Thinking through the disorder logically, one might think that the patient can clearly identify who this person is – otherwise he or she would not be recognised as the mother (or father, or friend etc.). But rather than acknowledging, “yes, she is my mother”, the patient would rather say, “my mother has been replaced by a look-alike”. Therefore, there must be some sort of disconnection between the patient’s ability to recognise visually and emotionally. So perhaps we might jump to the concept of memory loss – especially as many cases of Capgras’ occur after some sort of head injury. But this delusion is strangely specific, so memory loss is a bit too generic to blame the syndrome on.
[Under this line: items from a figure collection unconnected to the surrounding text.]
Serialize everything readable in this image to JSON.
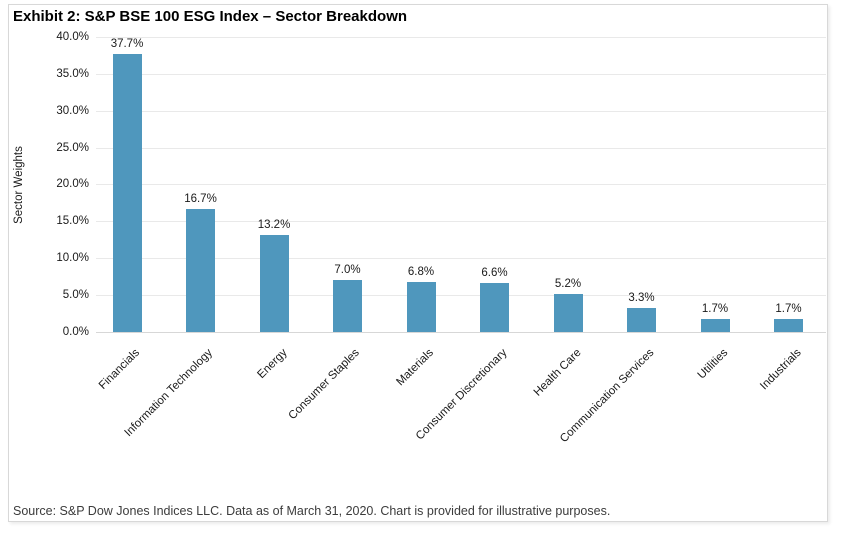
{
  "exhibit": {
    "title": "Exhibit 2: S&P BSE 100 ESG Index – Sector Breakdown",
    "source_note": "Source: S&P Dow Jones Indices LLC. Data as of March 31, 2020. Chart is provided for illustrative purposes."
  },
  "chart_data": {
    "type": "bar",
    "title": "Exhibit 2: S&P BSE 100 ESG Index – Sector Breakdown",
    "xlabel": "",
    "ylabel": "Sector Weights",
    "categories": [
      "Financials",
      "Information Technology",
      "Energy",
      "Consumer Staples",
      "Materials",
      "Consumer Discretionary",
      "Health Care",
      "Communication Services",
      "Utilities",
      "Industrials"
    ],
    "values": [
      37.7,
      16.7,
      13.2,
      7.0,
      6.8,
      6.6,
      5.2,
      3.3,
      1.7,
      1.7
    ],
    "data_labels": [
      "37.7%",
      "16.7%",
      "13.2%",
      "7.0%",
      "6.8%",
      "6.6%",
      "5.2%",
      "3.3%",
      "1.7%",
      "1.7%"
    ],
    "ylim": [
      0,
      40
    ],
    "ytick_step": 5,
    "ytick_labels": [
      "0.0%",
      "5.0%",
      "10.0%",
      "15.0%",
      "20.0%",
      "25.0%",
      "30.0%",
      "35.0%",
      "40.0%"
    ],
    "grid": "horizontal",
    "legend": "none",
    "bar_color": "#4F97BD"
  },
  "colors": {
    "bar": "#4F97BD",
    "gridline": "#E9E9E9",
    "axis_line": "#D7D7D7",
    "frame_border": "#D8D8D8",
    "title_text": "#000000",
    "label_text": "#1A1A1A",
    "source_text": "#3C3C3C"
  }
}
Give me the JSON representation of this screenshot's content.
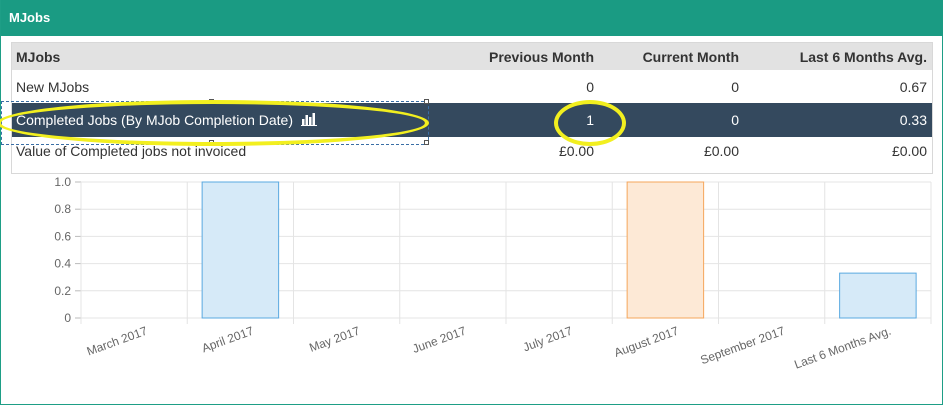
{
  "panel": {
    "title": "MJobs"
  },
  "table": {
    "headers": [
      "MJobs",
      "Previous Month",
      "Current Month",
      "Last 6 Months Avg."
    ],
    "rows": [
      {
        "label": "New MJobs",
        "prev": "0",
        "curr": "0",
        "avg": "0.67"
      },
      {
        "label": "Completed Jobs (By MJob Completion Date)",
        "prev": "1",
        "curr": "0",
        "avg": "0.33"
      },
      {
        "label": "Value of Completed jobs not invoiced",
        "prev": "£0.00",
        "curr": "£0.00",
        "avg": "£0.00"
      }
    ]
  },
  "colors": {
    "header": "#1a9b83",
    "selected_row": "#34495e",
    "highlight": "#f2ef1f",
    "bar_blue": "#5aa9e0",
    "bar_orange": "#f5a65b"
  },
  "chart_data": {
    "type": "bar",
    "categories": [
      "March 2017",
      "April 2017",
      "May 2017",
      "June 2017",
      "July 2017",
      "August 2017",
      "September 2017",
      "Last 6 Months Avg."
    ],
    "values": [
      0,
      1,
      0,
      0,
      0,
      1,
      0,
      0.33
    ],
    "highlight_categories": [
      "August 2017"
    ],
    "ylim": [
      0,
      1
    ],
    "yticks": [
      "0",
      "0.2",
      "0.4",
      "0.6",
      "0.8",
      "1.0"
    ],
    "title": "",
    "xlabel": "",
    "ylabel": ""
  }
}
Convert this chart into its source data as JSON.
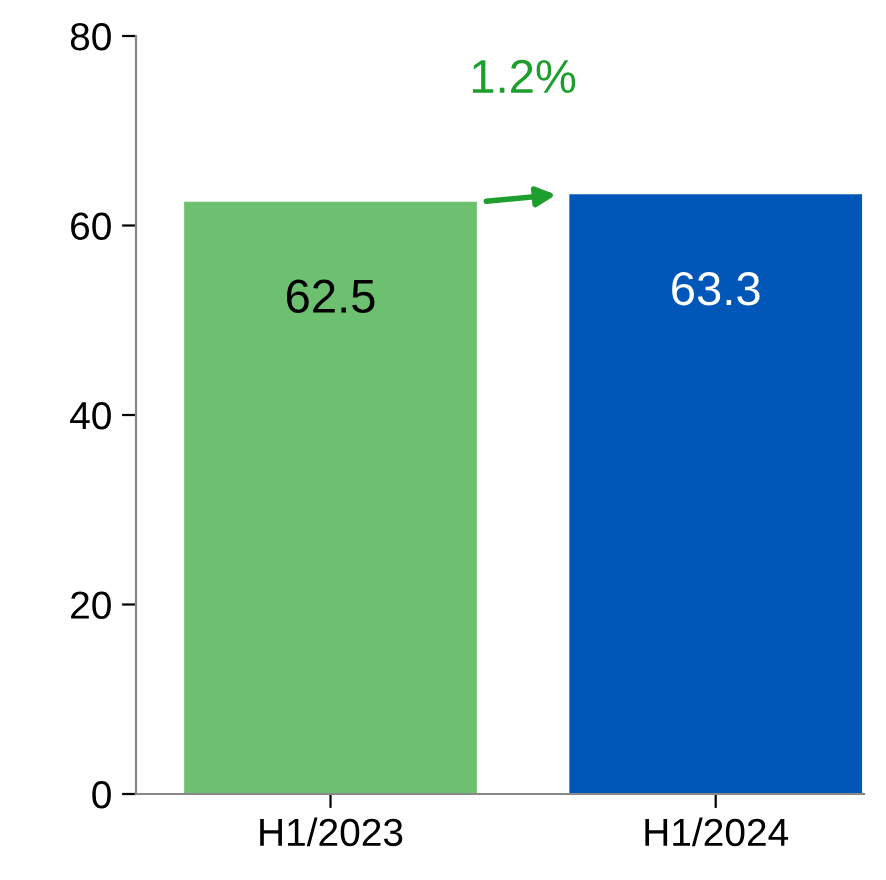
{
  "chart_data": {
    "type": "bar",
    "categories": [
      "H1/2023",
      "H1/2024"
    ],
    "values": [
      62.5,
      63.3
    ],
    "colors": [
      "#6cc070",
      "#0057b8"
    ],
    "ylim": [
      0,
      80
    ],
    "yticks": [
      0,
      20,
      40,
      60,
      80
    ],
    "data_labels": true,
    "grid": false,
    "legend": false,
    "annotations": [
      "1.2%"
    ]
  }
}
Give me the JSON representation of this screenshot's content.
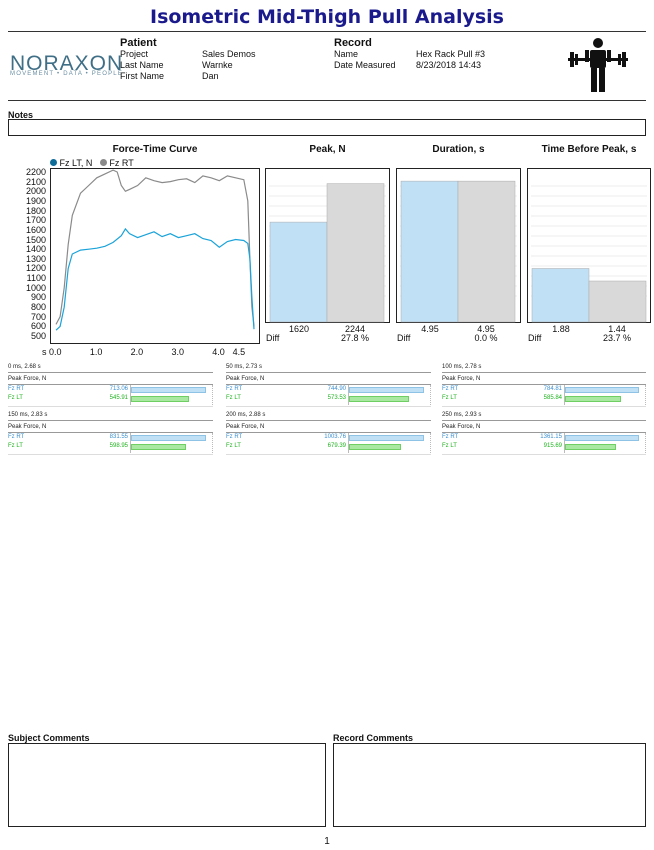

Ellis and Young in a 1990 paper went on to scientifically prove whether there really is a deficit in emotional recognition using a technique known as skin conductance responses (SCR). This technique can measure nervous responses to stimuli. The theory behind it is that when someone views an image of a loved one, sweat glands will increase secretion. Therefore, by measuring the electrical conductivity of the skin, one can track the emotional propensity associated with an image of a loved one. As expected “Capgras patients will not show the normally appropriate skin conductance responses to familiar faces, despite the fact that these will be overtly recognised”.2
Knowing that there is a disconnection between visual and emotional recognition, one can explore the neuroanatomical basis of Capgras delusion. H.D. Ellis in a 1994 paper proposed an interesting hypothesis. Comparing the visual fields of those with Capgras’ delusion with controls, it was shown that Capgras’ patients had a poor ability to match faces in the left visual field. According to modern neuroscience, viewed images on the left crosses over to the right side of the brain during projection. Hence, there must be some sort of dysfunction in the right hemisphere – an anatomical clue in the puzzling causation of this delusion.3
There are two routes of facial recognition. The first is the one that is associated with identification (dorsal stream) and the other is the one associated with measuring the significance of the image (ventral stream). Ellis and Young proposed the idea that the dorsal stream has dysfunction, whereas the ventral remains the same. But this ventral stream is essential towards secretion of the sweat. If the ventral stream really was intact – then the SCR would not change. Clearly there is some problem within the ventral system. Delving deeper in the anatomy, there are two structures of great significance. The first being the limbic system that is associated with inducing an emotional response, and the temporal lobe responsible for visual memory. Disconnection between the temporal lobe and the limbic system would explain the delusion. Indeed, it would explain why the delusion is solely found in the visual domain. A good example of this is the Ramachandran’s case – whereby the patient would instantly recognise his father over the phone, but immediately regard him an impostor when viewed in person. The auditory domain does not use the same facial recognition pathway as the visual domain; hence no disconnection affects him over the phone.1
But of course the quest to understand this delusional misidentification is not over. The propensity to relate significant others to impostors, robots or aliens is an utterly bizarre, unexplained phenomenon. Only when we fully understand the mechanisms that underpin these perceptions can we fully understand the nature of memory, recognition and the function of the brain.